Dos cañas más tarde, Eliseo pasó por la puerta del bar, camino a casa.
-Mira, el analista.
-No quiero líos aquí.
El hombre pagó y salió sin decir una palabra.
-Ese nos traerá problemas.
-Lo sé.
Susana huele los problemas de lejos. Conoce a esas personas que buscan culpables de sus desgracias, que fabulan sobre la vida de los otros, pensando que algo de ella les pertenece: el coche del otro, la casa del otro, la mujer o el trabajo del otro. En ocasiones, si nadie pone freno al desvarío, esa idea toma cuerpo, se vuelve sólida, y el objeto de la envidia empieza a percibir una hostilidad creciente, más o menos manifiesta, desgranada en pequeños actos mezquinos, en maledicencias, en acciones intrascendentes cuyo único fin es arrebatar el sosiego y la felicidad que se supone hurtada.
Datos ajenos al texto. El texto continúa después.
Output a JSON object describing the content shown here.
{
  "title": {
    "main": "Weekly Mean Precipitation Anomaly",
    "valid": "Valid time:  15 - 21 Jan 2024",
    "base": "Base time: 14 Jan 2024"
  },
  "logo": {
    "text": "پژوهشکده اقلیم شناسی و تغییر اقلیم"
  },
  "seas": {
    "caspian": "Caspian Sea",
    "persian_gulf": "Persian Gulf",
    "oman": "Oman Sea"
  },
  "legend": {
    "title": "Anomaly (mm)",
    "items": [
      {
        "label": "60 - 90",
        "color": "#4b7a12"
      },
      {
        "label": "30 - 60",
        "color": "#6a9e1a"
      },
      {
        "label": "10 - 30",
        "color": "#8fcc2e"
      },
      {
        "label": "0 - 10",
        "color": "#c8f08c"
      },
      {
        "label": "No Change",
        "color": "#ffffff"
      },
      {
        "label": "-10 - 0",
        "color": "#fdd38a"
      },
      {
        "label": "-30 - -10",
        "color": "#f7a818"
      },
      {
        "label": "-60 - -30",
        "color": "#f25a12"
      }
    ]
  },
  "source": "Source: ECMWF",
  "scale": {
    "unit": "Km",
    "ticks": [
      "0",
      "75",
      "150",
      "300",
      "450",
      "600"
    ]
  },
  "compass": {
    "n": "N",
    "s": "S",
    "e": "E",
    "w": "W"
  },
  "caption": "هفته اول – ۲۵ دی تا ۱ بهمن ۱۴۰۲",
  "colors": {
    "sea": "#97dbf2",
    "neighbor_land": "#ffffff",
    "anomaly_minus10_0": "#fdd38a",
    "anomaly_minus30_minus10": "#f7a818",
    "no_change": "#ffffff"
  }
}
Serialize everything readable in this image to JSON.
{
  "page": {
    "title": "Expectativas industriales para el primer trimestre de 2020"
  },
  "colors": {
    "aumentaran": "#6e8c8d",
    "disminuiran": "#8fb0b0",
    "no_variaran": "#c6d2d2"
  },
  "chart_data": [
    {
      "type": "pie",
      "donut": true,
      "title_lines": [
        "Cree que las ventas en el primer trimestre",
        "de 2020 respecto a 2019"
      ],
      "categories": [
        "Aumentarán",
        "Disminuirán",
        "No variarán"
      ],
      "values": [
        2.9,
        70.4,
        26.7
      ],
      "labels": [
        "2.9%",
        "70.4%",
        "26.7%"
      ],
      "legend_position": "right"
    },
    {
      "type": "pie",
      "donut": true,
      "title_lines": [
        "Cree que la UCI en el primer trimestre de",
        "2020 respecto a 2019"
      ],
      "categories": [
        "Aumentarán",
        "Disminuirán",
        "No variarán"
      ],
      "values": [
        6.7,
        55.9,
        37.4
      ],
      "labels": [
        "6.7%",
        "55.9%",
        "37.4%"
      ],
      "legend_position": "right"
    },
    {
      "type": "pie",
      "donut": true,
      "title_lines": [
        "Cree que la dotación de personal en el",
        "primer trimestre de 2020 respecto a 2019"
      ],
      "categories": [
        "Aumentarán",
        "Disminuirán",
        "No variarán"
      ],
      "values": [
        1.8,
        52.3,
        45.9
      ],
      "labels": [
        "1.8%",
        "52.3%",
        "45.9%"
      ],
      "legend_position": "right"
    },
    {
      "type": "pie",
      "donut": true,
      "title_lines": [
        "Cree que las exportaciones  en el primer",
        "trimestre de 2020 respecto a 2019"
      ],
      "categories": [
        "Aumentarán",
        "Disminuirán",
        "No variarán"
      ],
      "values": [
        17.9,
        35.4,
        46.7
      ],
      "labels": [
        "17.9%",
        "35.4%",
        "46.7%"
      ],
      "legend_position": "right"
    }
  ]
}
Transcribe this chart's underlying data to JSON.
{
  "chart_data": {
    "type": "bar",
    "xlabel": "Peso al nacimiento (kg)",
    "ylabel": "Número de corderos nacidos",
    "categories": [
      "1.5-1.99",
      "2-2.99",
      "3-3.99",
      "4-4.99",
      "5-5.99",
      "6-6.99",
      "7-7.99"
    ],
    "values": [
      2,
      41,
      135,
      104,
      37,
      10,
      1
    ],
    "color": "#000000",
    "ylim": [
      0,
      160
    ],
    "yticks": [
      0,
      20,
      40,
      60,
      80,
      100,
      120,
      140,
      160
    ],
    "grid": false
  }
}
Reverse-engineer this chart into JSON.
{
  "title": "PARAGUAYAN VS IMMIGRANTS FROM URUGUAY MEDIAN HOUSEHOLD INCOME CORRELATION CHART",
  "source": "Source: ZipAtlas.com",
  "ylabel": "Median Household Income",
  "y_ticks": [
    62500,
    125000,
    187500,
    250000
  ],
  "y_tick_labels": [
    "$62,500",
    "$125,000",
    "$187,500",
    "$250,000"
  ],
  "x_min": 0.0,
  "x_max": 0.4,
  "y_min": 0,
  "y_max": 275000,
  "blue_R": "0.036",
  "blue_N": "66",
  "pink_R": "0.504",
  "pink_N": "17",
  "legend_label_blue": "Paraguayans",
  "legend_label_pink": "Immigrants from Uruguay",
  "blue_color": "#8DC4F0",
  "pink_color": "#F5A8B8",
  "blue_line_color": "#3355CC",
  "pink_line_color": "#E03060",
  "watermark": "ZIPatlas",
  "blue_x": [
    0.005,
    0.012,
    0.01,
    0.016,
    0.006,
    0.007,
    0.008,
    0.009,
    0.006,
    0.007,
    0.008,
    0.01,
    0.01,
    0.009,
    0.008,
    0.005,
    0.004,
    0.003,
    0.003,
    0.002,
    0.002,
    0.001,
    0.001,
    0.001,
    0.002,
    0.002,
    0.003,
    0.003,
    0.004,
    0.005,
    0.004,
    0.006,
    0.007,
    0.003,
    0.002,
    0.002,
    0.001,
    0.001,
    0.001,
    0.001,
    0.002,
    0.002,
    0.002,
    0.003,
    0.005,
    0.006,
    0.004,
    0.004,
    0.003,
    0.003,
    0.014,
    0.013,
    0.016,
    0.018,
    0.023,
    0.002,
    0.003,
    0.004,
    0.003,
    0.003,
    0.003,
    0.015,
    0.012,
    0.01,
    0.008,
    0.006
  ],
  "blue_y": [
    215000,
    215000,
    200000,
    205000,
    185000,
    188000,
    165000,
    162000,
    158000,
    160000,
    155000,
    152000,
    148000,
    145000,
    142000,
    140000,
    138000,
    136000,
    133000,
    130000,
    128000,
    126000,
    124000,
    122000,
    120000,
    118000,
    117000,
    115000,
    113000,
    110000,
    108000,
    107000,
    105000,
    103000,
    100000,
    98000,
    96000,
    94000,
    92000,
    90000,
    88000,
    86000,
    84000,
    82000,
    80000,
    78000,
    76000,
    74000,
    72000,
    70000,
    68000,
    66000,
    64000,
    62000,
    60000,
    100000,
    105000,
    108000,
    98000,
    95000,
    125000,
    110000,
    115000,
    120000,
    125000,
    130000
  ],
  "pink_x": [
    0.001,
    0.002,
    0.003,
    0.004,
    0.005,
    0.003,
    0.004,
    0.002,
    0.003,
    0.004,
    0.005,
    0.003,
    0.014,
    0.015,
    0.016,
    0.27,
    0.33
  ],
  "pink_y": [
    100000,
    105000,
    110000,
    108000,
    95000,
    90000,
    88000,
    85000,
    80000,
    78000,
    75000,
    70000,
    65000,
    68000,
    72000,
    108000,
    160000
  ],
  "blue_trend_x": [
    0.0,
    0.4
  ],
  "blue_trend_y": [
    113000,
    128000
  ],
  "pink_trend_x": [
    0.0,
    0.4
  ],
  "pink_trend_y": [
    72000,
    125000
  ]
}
El hombre que acaba de salir con la mirada fija en el peatón tiene una especie de misión, una entrega mística a un objetivo. Susana no quiere saber qué lleva entre manos, pero si viera al analista cara a cara le diría que se andase con ojo. No sabe uno qué puede estar pensando alguien con tan poco seso, qué puede estar ideando para poner en su sitio al hombre que nada ha hecho para merecer tanta atención y que aún debiera vivir con cierta despreocupación, aunque fueran sólo unas horas.